The cytopathic effect (CPE) of Escherichia coli producing cytotoxic necrotizing factor type 1 (CNF1) was investigated by using a human epithelial cell (HeLa) model of infection with CNF1-producing E. coli BM2-1. This strain was shown to bind loosely, but massively, to HeLa cells. A 4-h interaction between bacteria and eukaryotic cells triggered the delayed appearance of a progressive dose-dependent CPE characterized by (i) intense swelling of cells accompanied by the formation of a dense network of actin stress fibers, (ii) inhibition of cell division due to a complete block in the G2 phase of the cell cycle, and (iii) nucleus swelling and chromatin fragmentation. These alterations resulted in cell death starting about 5 days after interaction. The absence of multinucleation clearly distinguished the CPE from the effect produced by cell-free culture supernatants of infected cells nor prevented by a CNF1-neutralizing antiserum. Pathogenicity was completely abolished after Tn5::phoA insertion mutagenesis in the cnf-1 structural gene but not restored by trans complementation with a recombinant plasmid containing intact cnf-1 and its promoter. These results suggest that a gene downstream of cnf-1, essential to the induction of the CPE, was affected by the mutation. On the other hand, transformation of the wild-type strain BM2-1 with the same recombinant plasmid leads to a significant increase in both CNF1 activity and CPE, demonstrating the direct contribution of CNF1 to the CPE. In conclusion, the pathogenicity of E. coli BM2-1 for HeLa cells results from a complex interaction involving cnf-1 and associated genes and possibly requiring a preliminary step of binding of bacterial organisms to target cells.

Role of Adhesive Factor/Rabbit 2 in experimental enteropathogenic Escherichia coli O103 diarrhea of weaned rabbit.

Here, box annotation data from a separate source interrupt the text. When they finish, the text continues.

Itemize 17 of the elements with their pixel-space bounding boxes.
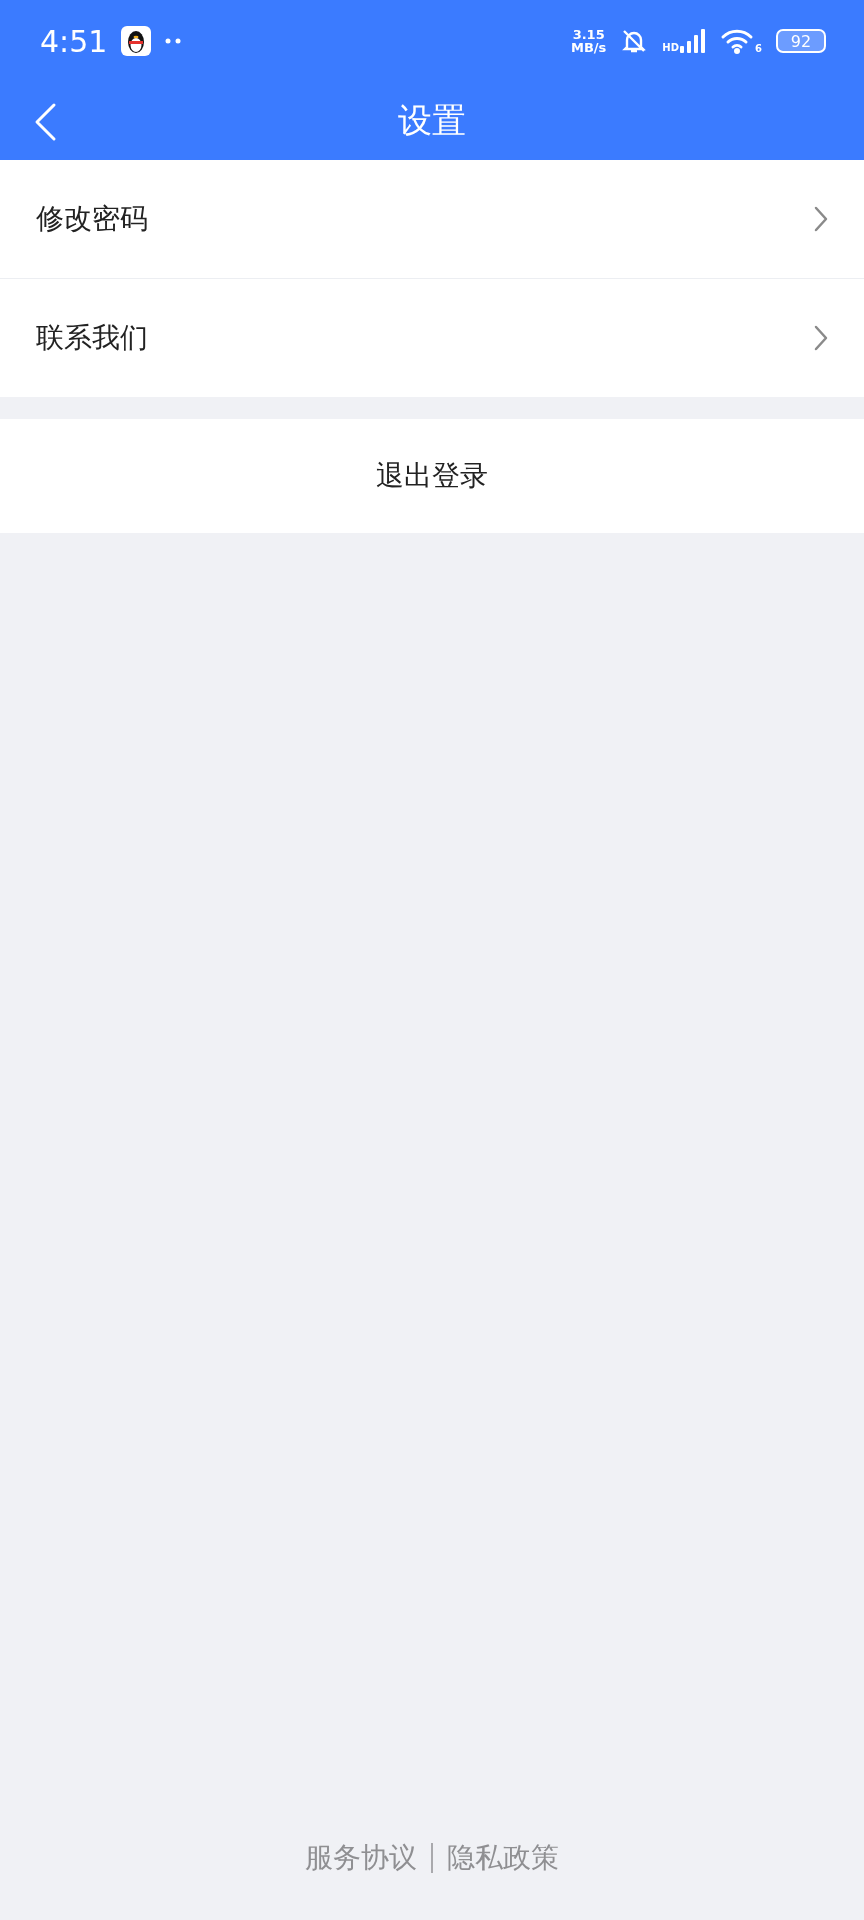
menu-row[interactable]: 联系我们 bbox=[0, 278, 864, 397]
status-time: 4:51 bbox=[40, 23, 108, 59]
battery-indicator: 92 bbox=[776, 29, 826, 53]
penguin-app-icon bbox=[121, 26, 152, 56]
logout-button[interactable]: 退出登录 bbox=[0, 419, 864, 533]
menu-label: 联系我们 bbox=[36, 320, 149, 356]
menu-label: 修改密码 bbox=[36, 201, 149, 237]
wifi-label: 6 bbox=[755, 44, 762, 54]
signal-icon bbox=[680, 29, 707, 53]
signal-label: HD bbox=[662, 43, 680, 53]
network-speed: 3.15 MB/s bbox=[571, 28, 607, 54]
more-dots-icon bbox=[165, 38, 182, 44]
page-title: 设置 bbox=[398, 99, 466, 142]
wifi-icon bbox=[720, 28, 755, 54]
chevron-right-icon bbox=[814, 325, 828, 351]
chevron-right-icon bbox=[814, 206, 828, 232]
menu-row[interactable]: 修改密码 bbox=[0, 160, 864, 278]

The Adhesive Factor/Rabbit 2 (AF/R2) is found in Escherichia coli strains of serovar O103:K-:H2 and rhamnose-negative biovars isolated from weaned rabbits with diarrhea. This adhesin allows the colonization of the distal parts of the digestive tract, a first step leading to severe inflammatory diarrhea and death of the animals. In vitro, AF/R2 expression mediates diffuse adhesion of E. coli on HeLa cells, adhesion to ileal villi of newborn and weaned rabbits and the presence of a major 32 kDa subunit in bacterial surface extracts. In this work, we constructed TnphoA mutants of the prototype strain B10 and selected an isogenic clone that did not express the AF/R2 32 kDa subunit when grown in permissive conditions in vitro. The pathogenicity of the wild type strain and of the isogenic mutant was compared by oral inoculation to 35-day-old weaned rabbits. The mutant showed impaired colonization and a highly significant loss of pathogenicity. However, the occurrence of residual weight losses, and of diarrheas and mortalities in some inoculated rabbits suggest that pathogenicity of rabbit O103 enteropathogeniclike E. coli (EPEC-like) strains is due to multiple virulence factors and that other virulence traits remain to be found.